Pasé la noche en el Hostal Jaqués, nada especial, pero muy céntrico. La habitación era interior (¿porqué las habitaciones individuales son casi siempre interiores?) y el desayuno consistió en un bocata y una Coca Cola preparados deprisa ya que aún no estaba abierto el bar. Aprendí rápido que no conviene incrementar el precio de la habitación con un desayuno que, levantándote a las 6,30 de la mañana, casi nunca vas a poder disfrutar. Desde ese día, siempre he desayunado una barrita de cereales y zumo antes de empezar a caminar.

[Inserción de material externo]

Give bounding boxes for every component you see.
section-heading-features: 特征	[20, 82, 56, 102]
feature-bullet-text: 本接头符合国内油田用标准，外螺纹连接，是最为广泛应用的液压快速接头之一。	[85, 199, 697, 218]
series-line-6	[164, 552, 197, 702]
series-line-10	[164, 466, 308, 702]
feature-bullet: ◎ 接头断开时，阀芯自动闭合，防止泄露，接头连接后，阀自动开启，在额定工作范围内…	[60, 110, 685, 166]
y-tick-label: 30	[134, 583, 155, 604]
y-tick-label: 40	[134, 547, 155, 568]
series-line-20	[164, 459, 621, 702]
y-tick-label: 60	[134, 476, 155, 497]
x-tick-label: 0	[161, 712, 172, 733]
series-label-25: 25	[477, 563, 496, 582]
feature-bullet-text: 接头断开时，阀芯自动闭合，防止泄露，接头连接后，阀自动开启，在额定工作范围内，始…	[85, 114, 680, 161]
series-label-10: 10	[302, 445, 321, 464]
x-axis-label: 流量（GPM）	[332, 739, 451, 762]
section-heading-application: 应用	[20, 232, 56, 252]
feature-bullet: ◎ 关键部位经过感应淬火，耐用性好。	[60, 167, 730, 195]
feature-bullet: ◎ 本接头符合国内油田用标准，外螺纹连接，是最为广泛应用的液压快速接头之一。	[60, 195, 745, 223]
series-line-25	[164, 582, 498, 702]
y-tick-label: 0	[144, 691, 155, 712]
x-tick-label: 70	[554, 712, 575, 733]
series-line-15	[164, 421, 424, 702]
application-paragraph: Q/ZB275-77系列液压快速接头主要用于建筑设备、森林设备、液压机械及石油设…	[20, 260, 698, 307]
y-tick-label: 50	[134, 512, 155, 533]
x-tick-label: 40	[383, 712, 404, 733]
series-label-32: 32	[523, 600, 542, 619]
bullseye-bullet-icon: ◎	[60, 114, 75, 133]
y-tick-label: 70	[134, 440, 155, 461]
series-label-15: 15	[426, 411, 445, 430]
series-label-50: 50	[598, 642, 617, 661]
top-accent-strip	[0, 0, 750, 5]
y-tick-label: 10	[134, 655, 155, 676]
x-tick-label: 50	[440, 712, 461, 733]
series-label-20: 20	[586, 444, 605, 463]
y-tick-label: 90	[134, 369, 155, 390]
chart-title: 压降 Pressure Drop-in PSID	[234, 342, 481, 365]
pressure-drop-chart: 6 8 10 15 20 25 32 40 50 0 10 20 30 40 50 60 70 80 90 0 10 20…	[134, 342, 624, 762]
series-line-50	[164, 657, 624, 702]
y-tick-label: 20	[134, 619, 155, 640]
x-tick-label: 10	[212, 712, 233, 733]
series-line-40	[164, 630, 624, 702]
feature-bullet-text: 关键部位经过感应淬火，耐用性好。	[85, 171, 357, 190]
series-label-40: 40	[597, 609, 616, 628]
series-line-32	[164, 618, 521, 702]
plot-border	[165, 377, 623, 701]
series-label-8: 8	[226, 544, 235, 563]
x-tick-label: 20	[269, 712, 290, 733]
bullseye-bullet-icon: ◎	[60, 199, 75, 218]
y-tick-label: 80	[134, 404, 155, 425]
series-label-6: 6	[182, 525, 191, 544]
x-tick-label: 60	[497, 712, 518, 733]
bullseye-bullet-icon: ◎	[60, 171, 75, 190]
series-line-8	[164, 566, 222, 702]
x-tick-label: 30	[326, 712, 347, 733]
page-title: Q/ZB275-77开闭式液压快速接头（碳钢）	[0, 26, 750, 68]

Apenas recuerdo nada de Jaca. Hay que ver la Catedral, of course, y tapear en la plaza Mayor. Por la tarde, y como sería mi costumbre desde entonces, hice el recorrido de la salida del día siguiente para no perderme (a las 7 de la mañana, en Septiembre, es de noche).
Estaba nerviosa y asustada.
Lo primero que oyes, cuando te despiertas, son los golpes de los bastones de los peregrinos atravesando las calles empedradas de la ciudad en la madrugada. Todo resultó más fácil de lo que pensaba: solo tuve que seguirlos.
La mochila, que es el problema principal, deja de pesar a los pocos kilometros, y mi primera parada –para comerme el bocata que me habían preparado en el hotel- fue en el barranco de Atarés, con la vista de la torre de Boalar (S. XIV) al fondo. Este barranco es la entrada a la ruta alternativa que lleva a S. Juan de la Peña. Yo ya había estado en el monasterio, pero merece la pena hacer unos cuantos kilometros más para verlo. Es de lo mejor del camino.
A pesar del par de paradas y de la hora que pasé dibujando, solo erán las 11,30 de la mañana cuando llegué al Hotel Aragón, el final de mi primera etapa. Después de una estupenda comida, otro rato de dibujo en la moleskine para recordar el tramo de cordillera pirenáica que me había ido siguiendo en el horizonte durante todo el camino. Y, por la tarde, un paseo de 8 km. (ida y vuelta) para ver Sta. Cruz de la Serós.